Under the NHS Constitution you have a right to have your complaint properly investigated. Your complaint should be acknowledged within three working days, and you should also be told about the outcome of the investigation.
Complain to the NHS
If you do not wish to complain directly to your GP surgery then you can contact the NHS within you region.
It is important to ensure that you direct your complaint to the correct NHS organisation so that your concerns can be investigated properly. All GP practices now belong to a Clinical Commissioning Group (CCG) and you can direct your complaint to the local CCG. To find your local CCG click here and enter your post code. The complaint can be made by email, letter or verbally, but make sure you make a note of your complaint and the response you receive by phone or face-to-face.

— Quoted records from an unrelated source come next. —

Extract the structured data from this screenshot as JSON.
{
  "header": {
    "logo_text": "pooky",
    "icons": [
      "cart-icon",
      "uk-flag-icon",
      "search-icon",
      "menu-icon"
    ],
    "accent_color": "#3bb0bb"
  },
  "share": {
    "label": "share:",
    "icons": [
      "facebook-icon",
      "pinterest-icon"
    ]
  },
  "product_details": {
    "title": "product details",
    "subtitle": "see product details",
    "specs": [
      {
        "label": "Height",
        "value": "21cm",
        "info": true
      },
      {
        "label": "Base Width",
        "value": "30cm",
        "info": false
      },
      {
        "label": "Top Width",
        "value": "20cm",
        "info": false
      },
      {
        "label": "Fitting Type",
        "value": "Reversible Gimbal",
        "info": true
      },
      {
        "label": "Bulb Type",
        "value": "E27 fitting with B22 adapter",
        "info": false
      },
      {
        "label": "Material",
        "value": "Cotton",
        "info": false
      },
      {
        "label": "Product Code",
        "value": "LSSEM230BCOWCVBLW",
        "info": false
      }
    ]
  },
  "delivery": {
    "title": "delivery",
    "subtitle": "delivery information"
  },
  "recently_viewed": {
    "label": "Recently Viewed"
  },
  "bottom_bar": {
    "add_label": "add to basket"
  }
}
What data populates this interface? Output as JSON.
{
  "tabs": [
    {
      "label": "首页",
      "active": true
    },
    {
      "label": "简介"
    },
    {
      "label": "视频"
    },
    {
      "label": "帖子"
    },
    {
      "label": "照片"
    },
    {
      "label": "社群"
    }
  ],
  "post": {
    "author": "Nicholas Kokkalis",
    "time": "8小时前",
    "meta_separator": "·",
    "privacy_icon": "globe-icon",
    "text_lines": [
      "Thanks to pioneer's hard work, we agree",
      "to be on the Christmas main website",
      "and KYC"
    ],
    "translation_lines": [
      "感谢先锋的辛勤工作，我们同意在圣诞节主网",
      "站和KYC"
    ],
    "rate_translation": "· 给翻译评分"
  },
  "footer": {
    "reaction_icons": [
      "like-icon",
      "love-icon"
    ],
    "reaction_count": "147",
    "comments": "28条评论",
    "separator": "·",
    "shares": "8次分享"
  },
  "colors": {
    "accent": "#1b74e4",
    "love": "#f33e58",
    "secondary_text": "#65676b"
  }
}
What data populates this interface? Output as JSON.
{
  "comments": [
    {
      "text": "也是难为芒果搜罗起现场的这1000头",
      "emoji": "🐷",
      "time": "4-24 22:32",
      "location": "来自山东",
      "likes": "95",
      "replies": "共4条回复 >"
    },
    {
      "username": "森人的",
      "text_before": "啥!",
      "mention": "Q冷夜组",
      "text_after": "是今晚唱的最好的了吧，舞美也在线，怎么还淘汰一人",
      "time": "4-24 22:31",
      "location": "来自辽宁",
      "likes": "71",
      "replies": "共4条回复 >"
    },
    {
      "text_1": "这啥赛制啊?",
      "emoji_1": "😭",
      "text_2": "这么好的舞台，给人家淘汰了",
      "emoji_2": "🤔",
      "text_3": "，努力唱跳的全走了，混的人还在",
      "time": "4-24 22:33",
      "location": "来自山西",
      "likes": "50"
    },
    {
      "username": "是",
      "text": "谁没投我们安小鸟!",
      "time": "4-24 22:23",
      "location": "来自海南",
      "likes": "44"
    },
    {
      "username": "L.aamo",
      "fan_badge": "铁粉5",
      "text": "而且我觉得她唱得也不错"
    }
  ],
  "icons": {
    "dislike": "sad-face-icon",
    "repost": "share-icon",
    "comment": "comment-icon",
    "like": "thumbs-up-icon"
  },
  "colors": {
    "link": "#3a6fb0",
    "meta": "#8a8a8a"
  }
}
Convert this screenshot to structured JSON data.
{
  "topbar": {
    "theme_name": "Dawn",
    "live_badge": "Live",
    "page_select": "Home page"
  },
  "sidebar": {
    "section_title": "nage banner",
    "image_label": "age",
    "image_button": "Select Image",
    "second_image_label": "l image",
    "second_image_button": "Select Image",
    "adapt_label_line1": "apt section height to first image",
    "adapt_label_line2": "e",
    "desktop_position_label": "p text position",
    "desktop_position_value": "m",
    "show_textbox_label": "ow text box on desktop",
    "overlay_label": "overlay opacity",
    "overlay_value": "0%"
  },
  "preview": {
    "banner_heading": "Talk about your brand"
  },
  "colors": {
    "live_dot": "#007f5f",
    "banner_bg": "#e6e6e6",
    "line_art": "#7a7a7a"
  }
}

If you have already complained to your service provider, in this case the GP surgery, then the CCG will not be able to reinvestigate the same concerns. However, if you are unhappy with the response to your complaint or they are being too slow, you can refer the matter to the Parliamentary and Health Service Ombudsman.
Complain to the ombudsman
The Parliamentary and Health Service Ombudsman (PHSO) is independent of the NHS and free to use. It can help resolve your complaint, and tell the relevant NHS service how to put things right if it has got them wrong.
The PHSO only has legal powers to investigate certain complaints and it has very strict criteria to meet before they will investigate. In the first instance you must have received a final response from your GP practice or the appropriate CCG, or at least given them a reasonable time to respond, before the ombudsman can look at your complaint. You must give the care provider an opportunity to put things right first.
The ombudsman will generally not look into your complaint if it happened more than 12 months ago, unless there are exceptional circumstances.
It is advised to make your complaint in writing using a designated form but you can also email or phone the PHSO about your concerns. Again, do not hesitate to approach a specialist solicitor for advice about the PHSO process.
When making a standard complaint about your care to a service provider (GP surgery or CCG) or the PHSO you have 12 months from the date of the incident, or from when you were made aware of the incident, to start a complaint. If they are still able to investigate a complaint after a year they may still consider it, but they are under no obligation to do so.
They may consider investigating a complaint if there are exceptional extenuating circumstances. For example, a patient has experienced major trauma and it took a long time to recover.
But it is always better to make a complaint as soon as possible, to avoid any facts being disputed and the process taking longer to resolve.
Write to your MP
GP services are there for us when we need them. GPs and practice nurses do an extraordinary job in high-pressured, often life or death situations, in busy, underfunded and short staffed surgeries. They have just 10 minutes with each patient to make a diagnosis from often complicated symptoms and also help us with our lives in general.
With government cuts taking hold, GPs are working longer hours for more patients, with less support staff, and less time to make a diagnosis, which means during even routine medical consultations and procedures, an error or omission, can happen.
So, it is not always in the power of the GP or the GP surgery to improve their standard of care. Certain concerns and complaints that you may have about a GP service could ultimately be about wider policies and funding. Highlighting those concerns and complaints with your local Member of Parliament is an important and constructive way of voicing issues regarding the standard of care that your local GP and GP practice are able to provide.